Counting the people
Karachi is in Madras and Lahore is in Bengal; when will they be in Pakistan, and Pakistan in Southasia? During the late 1840s, the troops of the Bengal Presidency invaded the Sikh empire and conquered Punjab. Earlier in the same decade, a British expeditionary force had fought the Talpur Mirs at Miani, and annexed Sindh to the Bombay Presidency. But colonisation was not merely a matter of military defeat. Punjab and Sindh had seen many defeats and victories in their times. It was the establishment of a political system around the 'settlement' of land revenues that marked the real shift. By then, the landlord-based Permanent Settlement in Bengal was already a half-century old, and in disrepute among British colonial officers. The Madras Presidency experimented with the cultivator-based ryotwari system, which was eventually adopted by Bombay and implemented in Sindh. The Bengal Presidency drew a different lesson from the failure of the Permanent Settlement, and in its later conquests settled land revenues with 'village estates', on a mahalwari basis. Hence, Karachi is in Madras and Lahore is in Bengal.
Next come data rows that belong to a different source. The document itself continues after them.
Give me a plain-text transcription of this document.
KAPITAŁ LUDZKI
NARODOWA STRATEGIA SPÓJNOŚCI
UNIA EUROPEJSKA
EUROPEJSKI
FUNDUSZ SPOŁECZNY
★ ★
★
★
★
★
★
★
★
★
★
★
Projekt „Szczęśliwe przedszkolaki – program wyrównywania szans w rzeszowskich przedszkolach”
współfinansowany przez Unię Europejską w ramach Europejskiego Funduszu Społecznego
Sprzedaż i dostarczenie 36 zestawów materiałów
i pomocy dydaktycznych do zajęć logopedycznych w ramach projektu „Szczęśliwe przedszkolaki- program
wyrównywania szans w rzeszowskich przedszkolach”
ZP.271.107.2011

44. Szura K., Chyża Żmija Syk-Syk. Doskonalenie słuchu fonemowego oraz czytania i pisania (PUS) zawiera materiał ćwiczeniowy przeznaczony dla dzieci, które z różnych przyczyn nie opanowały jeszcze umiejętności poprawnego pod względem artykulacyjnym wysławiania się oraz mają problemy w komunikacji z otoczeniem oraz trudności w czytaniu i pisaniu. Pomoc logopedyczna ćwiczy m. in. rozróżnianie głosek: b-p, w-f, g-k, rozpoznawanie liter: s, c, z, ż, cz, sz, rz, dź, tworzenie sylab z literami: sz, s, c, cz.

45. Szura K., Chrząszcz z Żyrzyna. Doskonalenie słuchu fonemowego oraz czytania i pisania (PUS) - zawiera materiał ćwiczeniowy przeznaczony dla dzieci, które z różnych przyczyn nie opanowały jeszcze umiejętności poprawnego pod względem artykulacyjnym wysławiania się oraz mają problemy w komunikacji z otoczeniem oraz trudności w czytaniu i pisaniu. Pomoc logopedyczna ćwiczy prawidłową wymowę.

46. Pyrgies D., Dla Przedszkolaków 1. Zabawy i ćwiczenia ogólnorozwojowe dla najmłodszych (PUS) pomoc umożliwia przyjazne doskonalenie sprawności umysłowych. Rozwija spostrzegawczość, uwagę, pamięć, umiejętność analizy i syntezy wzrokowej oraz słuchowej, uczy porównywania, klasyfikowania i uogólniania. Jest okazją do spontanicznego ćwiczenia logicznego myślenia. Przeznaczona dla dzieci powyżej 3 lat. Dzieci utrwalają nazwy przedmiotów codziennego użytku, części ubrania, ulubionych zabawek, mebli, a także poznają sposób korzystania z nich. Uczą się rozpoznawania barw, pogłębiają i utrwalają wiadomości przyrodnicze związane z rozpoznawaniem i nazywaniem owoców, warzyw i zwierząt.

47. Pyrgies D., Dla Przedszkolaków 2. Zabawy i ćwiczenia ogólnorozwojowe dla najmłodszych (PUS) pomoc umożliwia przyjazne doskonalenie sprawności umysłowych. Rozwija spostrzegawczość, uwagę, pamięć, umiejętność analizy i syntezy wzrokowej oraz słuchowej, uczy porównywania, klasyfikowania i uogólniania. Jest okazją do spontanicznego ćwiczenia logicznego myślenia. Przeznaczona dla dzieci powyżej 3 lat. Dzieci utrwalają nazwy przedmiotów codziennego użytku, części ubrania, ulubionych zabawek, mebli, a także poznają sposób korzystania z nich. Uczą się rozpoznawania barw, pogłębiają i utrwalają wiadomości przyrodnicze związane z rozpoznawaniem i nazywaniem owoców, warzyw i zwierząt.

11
This is not just a 'checking whether you're awake' historical vignette. Although much has changed, much has also stayed the same. The village records of the late Bengal Presidency today remain the administrative base of Punjab, the NWFP (or Pashtunkhwa) and Balochistan. The NWFP was, after all, carved out of Punjab in 1901, and Balochistan was infiltrated and annexed by colonial officials from Punjab province. The basic administrative unit in these provinces is the mouza, and the lowest government functionary is the patwari. Sindh has the nomenclature of Bombay, with its deh and tappaydar respectively. In essence, Sindh and Punjab (and Balochistan and Pashtunkhwa) are still in presidencies of the British Indian empire.